The data doesn't lie, no matter how much voters don't trust it.
That was the message Wednesday from pollsters Kristen Soltis Anderson, a Republican, and Margie Omero, a Democrat, in an interview with the Washington Examiner's "Examining Politics" podcast.
Soltis Anderson and Omero were discussing the distrust so many voters have of polls that don't make sense to them, or of surveys that show the candidate they oppose winning despite all of the flaws they believe this individual has.
The two pollsters conceded that not all polls are created equal or perfectly accurate.

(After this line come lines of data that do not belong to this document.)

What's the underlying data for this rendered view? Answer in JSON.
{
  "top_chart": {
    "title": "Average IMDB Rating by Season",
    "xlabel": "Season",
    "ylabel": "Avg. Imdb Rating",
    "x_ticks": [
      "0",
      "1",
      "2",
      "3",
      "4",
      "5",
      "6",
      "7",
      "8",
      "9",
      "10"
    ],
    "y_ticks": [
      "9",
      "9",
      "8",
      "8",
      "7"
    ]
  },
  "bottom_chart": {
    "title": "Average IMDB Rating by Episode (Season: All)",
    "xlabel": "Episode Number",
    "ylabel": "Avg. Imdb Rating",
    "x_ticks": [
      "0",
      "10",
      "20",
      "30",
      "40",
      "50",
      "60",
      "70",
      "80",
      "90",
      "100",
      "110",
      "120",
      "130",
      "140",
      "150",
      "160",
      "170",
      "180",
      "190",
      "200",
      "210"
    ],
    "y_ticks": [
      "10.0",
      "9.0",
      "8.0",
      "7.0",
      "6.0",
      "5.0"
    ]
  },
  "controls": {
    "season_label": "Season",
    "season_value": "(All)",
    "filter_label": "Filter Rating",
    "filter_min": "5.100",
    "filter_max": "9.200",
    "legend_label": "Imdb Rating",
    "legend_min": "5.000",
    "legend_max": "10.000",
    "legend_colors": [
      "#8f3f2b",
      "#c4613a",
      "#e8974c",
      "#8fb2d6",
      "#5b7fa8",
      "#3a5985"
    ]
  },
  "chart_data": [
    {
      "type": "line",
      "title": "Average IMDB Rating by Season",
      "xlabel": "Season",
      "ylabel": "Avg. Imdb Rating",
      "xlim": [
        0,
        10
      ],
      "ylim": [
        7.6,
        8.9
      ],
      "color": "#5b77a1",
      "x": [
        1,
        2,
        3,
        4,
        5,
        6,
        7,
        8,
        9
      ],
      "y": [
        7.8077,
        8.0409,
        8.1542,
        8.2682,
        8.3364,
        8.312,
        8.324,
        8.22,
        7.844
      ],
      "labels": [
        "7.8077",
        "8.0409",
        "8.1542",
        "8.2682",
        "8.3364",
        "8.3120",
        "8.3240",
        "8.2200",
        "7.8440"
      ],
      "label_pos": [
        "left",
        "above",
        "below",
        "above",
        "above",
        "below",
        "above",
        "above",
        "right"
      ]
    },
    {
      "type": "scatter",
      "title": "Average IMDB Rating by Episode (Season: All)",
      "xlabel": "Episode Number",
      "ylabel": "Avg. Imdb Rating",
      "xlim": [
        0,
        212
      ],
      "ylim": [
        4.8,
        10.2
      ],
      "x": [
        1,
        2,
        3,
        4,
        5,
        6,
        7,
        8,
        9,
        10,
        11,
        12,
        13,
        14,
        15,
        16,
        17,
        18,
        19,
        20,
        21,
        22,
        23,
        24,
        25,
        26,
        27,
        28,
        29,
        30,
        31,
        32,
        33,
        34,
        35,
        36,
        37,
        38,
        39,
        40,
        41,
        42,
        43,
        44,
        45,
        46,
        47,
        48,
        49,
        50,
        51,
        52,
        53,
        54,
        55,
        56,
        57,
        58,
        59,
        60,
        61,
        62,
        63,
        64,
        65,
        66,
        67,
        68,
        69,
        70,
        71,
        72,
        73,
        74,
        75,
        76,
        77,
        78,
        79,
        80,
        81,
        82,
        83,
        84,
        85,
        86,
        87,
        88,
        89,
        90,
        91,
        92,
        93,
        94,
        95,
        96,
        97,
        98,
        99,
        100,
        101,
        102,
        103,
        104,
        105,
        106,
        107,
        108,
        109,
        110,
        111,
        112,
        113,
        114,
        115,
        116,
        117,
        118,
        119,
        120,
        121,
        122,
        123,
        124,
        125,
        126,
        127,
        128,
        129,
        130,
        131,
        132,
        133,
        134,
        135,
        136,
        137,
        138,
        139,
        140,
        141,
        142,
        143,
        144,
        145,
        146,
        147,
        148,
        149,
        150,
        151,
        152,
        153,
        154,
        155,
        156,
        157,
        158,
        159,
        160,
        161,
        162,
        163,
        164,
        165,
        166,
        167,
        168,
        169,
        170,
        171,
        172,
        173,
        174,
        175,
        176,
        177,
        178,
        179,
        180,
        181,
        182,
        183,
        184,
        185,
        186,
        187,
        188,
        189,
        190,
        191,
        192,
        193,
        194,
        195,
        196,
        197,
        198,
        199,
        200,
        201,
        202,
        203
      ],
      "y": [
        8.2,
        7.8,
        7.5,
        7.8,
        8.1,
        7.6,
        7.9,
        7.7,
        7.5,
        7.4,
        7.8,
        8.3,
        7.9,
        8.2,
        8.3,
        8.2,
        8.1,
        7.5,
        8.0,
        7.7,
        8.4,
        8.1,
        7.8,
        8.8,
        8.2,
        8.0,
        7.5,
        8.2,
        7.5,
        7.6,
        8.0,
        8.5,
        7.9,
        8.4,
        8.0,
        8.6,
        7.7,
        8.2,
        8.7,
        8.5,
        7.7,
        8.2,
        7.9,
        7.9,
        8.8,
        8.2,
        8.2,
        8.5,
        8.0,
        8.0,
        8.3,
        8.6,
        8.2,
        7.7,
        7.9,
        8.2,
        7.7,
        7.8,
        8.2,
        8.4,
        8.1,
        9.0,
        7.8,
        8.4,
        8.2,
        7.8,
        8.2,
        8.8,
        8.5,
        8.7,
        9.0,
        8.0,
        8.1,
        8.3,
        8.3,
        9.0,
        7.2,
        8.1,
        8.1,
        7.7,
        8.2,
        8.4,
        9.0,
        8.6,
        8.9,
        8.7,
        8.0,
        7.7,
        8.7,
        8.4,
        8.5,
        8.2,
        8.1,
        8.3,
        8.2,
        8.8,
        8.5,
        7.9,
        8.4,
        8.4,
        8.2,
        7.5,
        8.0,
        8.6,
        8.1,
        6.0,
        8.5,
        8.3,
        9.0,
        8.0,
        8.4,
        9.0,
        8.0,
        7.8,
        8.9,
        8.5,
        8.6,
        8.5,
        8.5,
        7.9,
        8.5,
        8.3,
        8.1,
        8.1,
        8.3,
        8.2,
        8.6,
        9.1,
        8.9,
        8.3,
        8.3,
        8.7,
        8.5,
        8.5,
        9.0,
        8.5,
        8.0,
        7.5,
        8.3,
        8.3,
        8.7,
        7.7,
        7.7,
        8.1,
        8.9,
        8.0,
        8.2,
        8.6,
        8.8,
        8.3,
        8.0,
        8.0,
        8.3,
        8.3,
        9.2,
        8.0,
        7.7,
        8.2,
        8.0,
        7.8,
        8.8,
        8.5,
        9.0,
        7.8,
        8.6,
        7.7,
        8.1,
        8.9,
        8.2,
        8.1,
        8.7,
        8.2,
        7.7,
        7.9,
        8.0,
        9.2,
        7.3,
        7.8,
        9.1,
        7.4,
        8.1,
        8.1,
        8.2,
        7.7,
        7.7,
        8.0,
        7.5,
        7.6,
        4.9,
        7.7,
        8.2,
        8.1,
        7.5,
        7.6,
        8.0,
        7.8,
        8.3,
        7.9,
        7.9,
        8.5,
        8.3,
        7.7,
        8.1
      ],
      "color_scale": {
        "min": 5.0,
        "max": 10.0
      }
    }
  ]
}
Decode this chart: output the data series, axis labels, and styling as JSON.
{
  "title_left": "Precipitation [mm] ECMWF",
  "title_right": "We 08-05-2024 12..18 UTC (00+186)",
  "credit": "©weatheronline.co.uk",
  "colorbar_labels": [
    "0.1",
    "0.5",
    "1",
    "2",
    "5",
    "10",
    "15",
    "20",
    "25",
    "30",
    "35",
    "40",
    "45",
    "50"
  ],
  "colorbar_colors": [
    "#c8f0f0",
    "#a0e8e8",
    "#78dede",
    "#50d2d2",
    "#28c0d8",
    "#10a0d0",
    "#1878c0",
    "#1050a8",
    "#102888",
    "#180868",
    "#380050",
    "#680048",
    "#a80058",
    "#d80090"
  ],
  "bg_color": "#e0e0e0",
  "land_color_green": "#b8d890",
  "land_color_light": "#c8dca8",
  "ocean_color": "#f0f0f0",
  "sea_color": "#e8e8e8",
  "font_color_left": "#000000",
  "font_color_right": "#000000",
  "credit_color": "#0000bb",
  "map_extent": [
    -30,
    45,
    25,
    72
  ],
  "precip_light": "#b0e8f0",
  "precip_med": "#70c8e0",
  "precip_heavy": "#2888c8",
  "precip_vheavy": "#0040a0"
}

But they said that if most polls are pointing in a particular direction — one candidate leading another, as is the case currently with Democrat Hillary Clinton and Republican Donald Trump — voters shouldn't fight the results.
"This is why polling averages are wonderful, because even if there's a pollster out there that gets it wrong, they get a weird sample, something is funky, that's a pretty reliable sign," Soltis Anderson said. "I don't see any way that the polls at this point are skewed against Donald Trump."
Soltis Anderson and Omero said the concern about skewed polls is overblown if for no other reason than pollsters have professional reputations to protect. If their surveys are inaccurate, they'll go out of business. Voters tend to ascribe polling biases depending on the editorial leaning of the news organization that sponsors or pays for the poll.
"Underneath the surface are pollsters like me and Margie who have every incentive to get it exactly right because if we don't get it right we're out of a job; that is the free market at work," Soltis Anderson said.